Esta muerte nos transporta inevitablemente a los años más oscuros de nuestra historia reciente, cuando la democracia colombiana era constantemente amenazada por las balas. Los nombres de Luis Carlos Galán, Bernardo Jaramillo Ossa, Carlos Pizarro Leongómez y Álvaro Gómez Hurtado resuenan como un eco siniestro en nuestra memoria colectiva. Todos ellos, candidatos presidenciales o líderes políticos de primer orden, fueron silenciados por la violencia en una época en que la política se convirtió en una actividad de alto riesgo mortal. Creíamos que esos tiempos habían quedado atrás, que la construcción de la paz y el fortalecimiento de las instituciones democráticas habían logrado erradicar esta práctica abominable. La muerte de Miguel Uribe nos demuestra, con dolorosa claridad, que estábamos equivocados.

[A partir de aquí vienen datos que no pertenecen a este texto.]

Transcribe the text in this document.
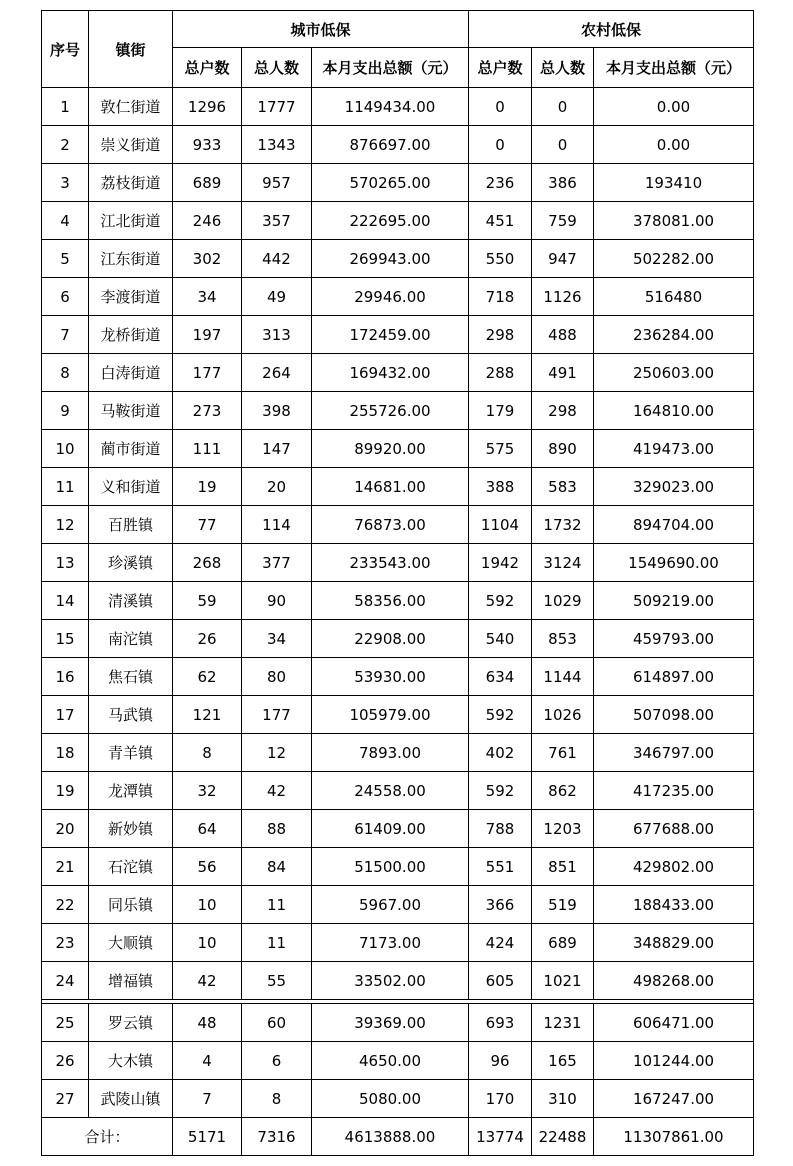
序号	镇街	城市低保			农村低保		
		总户数	总人数	本月支出总额（元）	总户数	总人数	本月支出总额（元）
1	敦仁街道	1296	1777	1149434.00	0	0	0.00
2	崇义街道	933	1343	876697.00	0	0	0.00
3	荔枝街道	689	957	570265.00	236	386	193410
4	江北街道	246	357	222695.00	451	759	378081.00
5	江东街道	302	442	269943.00	550	947	502282.00
6	李渡街道	34	49	29946.00	718	1126	516480
7	龙桥街道	197	313	172459.00	298	488	236284.00
8	白涛街道	177	264	169432.00	288	491	250603.00
9	马鞍街道	273	398	255726.00	179	298	164810.00
10	蔺市街道	111	147	89920.00	575	890	419473.00
11	义和街道	19	20	14681.00	388	583	329023.00
12	百胜镇	77	114	76873.00	1104	1732	894704.00
13	珍溪镇	268	377	233543.00	1942	3124	1549690.00
14	清溪镇	59	90	58356.00	592	1029	509219.00
15	南沱镇	26	34	22908.00	540	853	459793.00
16	焦石镇	62	80	53930.00	634	1144	614897.00
17	马武镇	121	177	105979.00	592	1026	507098.00
18	青羊镇	8	12	7893.00	402	761	346797.00
19	龙潭镇	32	42	24558.00	592	862	417235.00
20	新妙镇	64	88	61409.00	788	1203	677688.00
21	石沱镇	56	84	51500.00	551	851	429802.00
22	同乐镇	10	11	5967.00	366	519	188433.00
23	大顺镇	10	11	7173.00	424	689	348829.00
24	增福镇	42	55	33502.00	605	1021	498268.00

25	罗云镇	48	60	39369.00	693	1231	606471.00
26	大木镇	4	6	4650.00	96	165	101244.00
27	武陵山镇	7	8	5080.00	170	310	167247.00
合计：		5171	7316	4613888.00	13774	22488	11307861.00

El asesinato de un precandidato presidencial en pleno ejercicio de sus derechos políticos representa mucho más que la pérdida de una vida valiosa; constituye un ataque directo al corazón de nuestra democracia. Cuando se silencia a un líder político a través de la violencia, no solo se elimina una voz en el debate público, sino que se envía un mensaje aterrador a toda la sociedad, pues este crimen no puede ser visto como un hecho aislado o como el resultado de la acción de unos cuantos criminales desadaptados. Esto sugiere que nos enfrentamos a un fenómeno más complejo y preocupante, la instrumentalización de la violencia como herramienta política.
Colombia ha demostrado a lo largo de su historia una capacidad extraordinaria de resistencia y superación. Hemos sobrevivido a épocas aún más oscuras y hemos logrado construir instituciones democráticas sólidas a pesar de las adversidades. Este trágico episodio no debe marcarnos el retorno definitivo a los años de plomo, sino el momento en que como sociedad decidimos decir ¡Basta! a la violencia política de manera definitiva e irrevocable. Este sacrificio no puede ser en vano; debe convertirse en el catalizador de una nueva determinación nacional de construir un país en paz, donde la política se ejerza con las armas de la palabra y el debate, no con las armas del crimen y la muerte.
El futuro de nuestra democracia depende de las decisiones que tomemos en este momento crucial. Escojamos la vida sobre la muerte, la palabra sobre la bala, la esperanza sobre el miedo. Colombia se lo merece, Miguel se lo merece, y las futuras generaciones se lo merecen.